Jusqu’ici nous sommes restés en France. Si nous avons décidé de consacrer encore un numéro du MAUSS au don [5], c’est parce que la création il y a quatre ans de MAUSS International (un peu l’équivalent en anglais de La Revue du MAUSS) et les articles que nous avons reçus dans ce cadre, nous ont permis de mesurer à quel point la lecture de l’Essai sur le don irriguait de multiples recherches dans de nombreux pays et dans les domaines les plus variés [6]. Bien au-delà ce que nous pouvions imaginer. Nous n’en soupçonnions même pas l’existence. Bien sûr, il y a eu, et depuis longtemps, de très nombreux et importants commentaires ou appréciations de la portée de l’Essai en anglais, ceux par exemple de Rodney Needham, Evans-Pritchard, Marshall Sahlins, Annette Weiner, Mary Douglas, Marylin Strathern ou David Graeber. Mais ces appréciations sont restées largement cantonnées dans le champ de l’anthropologie. Dans la même veine que celle amorcée lors de la deuxième période du MAUSS les articles que nous avons reçus, au contraire, analysent le fonctionnement du don dans les sociétés actuelles. Quel plus bel hommage pouvions-nous rendre à Marcel Maus, cent ans après la rédaction de l’Essai, que de montrer un peu de ce qui est éclos des graines qu’il a semées ! Pour en donner une idée au lecteur français, nous avons donc notamment traduit quelques-uns des articles déjà parus dans MAUSS International, complétés par des contributions originales de nos amis du Québec, d’Israël et de Suisse.
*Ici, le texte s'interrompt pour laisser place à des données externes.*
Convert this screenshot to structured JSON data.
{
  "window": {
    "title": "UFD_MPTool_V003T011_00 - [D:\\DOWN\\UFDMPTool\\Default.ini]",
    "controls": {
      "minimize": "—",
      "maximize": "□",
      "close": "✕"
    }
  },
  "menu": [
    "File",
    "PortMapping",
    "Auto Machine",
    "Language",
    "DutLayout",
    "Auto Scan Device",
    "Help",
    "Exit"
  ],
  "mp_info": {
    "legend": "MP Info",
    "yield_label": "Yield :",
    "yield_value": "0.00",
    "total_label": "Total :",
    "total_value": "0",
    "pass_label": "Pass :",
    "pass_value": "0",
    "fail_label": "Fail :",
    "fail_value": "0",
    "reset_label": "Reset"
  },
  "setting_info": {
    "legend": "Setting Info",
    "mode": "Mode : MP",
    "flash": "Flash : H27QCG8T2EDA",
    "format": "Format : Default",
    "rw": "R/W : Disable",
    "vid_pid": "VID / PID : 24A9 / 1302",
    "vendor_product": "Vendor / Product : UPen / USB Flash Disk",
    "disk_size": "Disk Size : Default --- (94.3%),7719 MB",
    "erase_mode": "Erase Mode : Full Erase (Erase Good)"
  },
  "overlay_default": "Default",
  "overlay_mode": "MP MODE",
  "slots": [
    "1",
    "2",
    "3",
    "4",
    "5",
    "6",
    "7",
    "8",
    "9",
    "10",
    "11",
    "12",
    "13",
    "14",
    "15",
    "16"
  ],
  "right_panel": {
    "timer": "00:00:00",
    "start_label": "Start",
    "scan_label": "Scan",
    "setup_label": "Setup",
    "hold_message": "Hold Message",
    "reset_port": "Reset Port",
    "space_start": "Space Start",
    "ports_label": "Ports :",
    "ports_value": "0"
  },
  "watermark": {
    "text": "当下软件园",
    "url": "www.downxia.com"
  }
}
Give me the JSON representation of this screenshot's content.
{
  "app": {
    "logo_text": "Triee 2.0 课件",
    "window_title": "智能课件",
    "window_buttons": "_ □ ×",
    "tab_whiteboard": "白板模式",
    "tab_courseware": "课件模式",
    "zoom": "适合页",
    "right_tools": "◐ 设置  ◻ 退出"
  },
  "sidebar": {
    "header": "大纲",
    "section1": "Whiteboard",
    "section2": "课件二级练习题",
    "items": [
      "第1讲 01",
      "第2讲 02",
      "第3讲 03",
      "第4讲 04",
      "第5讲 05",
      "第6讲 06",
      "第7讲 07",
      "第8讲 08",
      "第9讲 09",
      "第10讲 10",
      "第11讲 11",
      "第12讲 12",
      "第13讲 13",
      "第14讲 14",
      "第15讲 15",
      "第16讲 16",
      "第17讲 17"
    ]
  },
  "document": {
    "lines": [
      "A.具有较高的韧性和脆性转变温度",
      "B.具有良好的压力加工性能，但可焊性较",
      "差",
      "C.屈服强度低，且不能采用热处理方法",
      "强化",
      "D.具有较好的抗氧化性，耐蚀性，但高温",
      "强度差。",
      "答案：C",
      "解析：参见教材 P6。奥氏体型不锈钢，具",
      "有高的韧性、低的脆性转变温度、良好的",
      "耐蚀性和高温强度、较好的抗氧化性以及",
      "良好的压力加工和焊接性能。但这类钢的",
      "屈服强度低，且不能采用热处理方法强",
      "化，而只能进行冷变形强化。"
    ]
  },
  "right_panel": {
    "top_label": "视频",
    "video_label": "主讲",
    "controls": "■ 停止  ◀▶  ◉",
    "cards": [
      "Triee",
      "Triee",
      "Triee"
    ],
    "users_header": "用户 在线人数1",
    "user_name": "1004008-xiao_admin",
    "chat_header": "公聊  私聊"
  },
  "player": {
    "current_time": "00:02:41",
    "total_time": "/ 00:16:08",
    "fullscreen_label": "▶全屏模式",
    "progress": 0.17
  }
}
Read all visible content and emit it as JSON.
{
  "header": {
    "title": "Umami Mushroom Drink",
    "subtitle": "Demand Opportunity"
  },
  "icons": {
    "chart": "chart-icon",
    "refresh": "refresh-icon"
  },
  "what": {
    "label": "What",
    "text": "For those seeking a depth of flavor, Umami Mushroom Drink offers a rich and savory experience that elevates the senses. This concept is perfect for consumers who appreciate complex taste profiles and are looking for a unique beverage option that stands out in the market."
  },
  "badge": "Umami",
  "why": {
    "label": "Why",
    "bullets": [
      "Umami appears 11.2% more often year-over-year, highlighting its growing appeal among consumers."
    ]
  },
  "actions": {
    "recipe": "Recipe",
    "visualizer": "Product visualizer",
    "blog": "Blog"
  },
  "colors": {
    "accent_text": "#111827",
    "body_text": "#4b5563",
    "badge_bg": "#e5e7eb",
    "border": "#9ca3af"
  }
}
Pour se faire une idée de la plasticité et de la fécondité de l’approche par le don on commencera, en guise de délicieuse mise en bouche, par la lecture de l’article de Mark Osteen sur les harmoniques du don et du jazz. L’improvisation en jazz, notamment à l’occasion des fameuses « jazz-session » et des joutes qui se jouent entre musiciens, illustre les qualités de spontanéité, d’excès et de risque du don, mais aussi d’expressivité et de sociabilité. Il est « l’incarnation musicale — la jouissance, la jazzance — du don. » Si bien qu’il n’est pas excessif de conclure avec l’auteur que de même que le jazz incarne une forme de don, de même le don fonctionne comme une forme de jazz social et économique.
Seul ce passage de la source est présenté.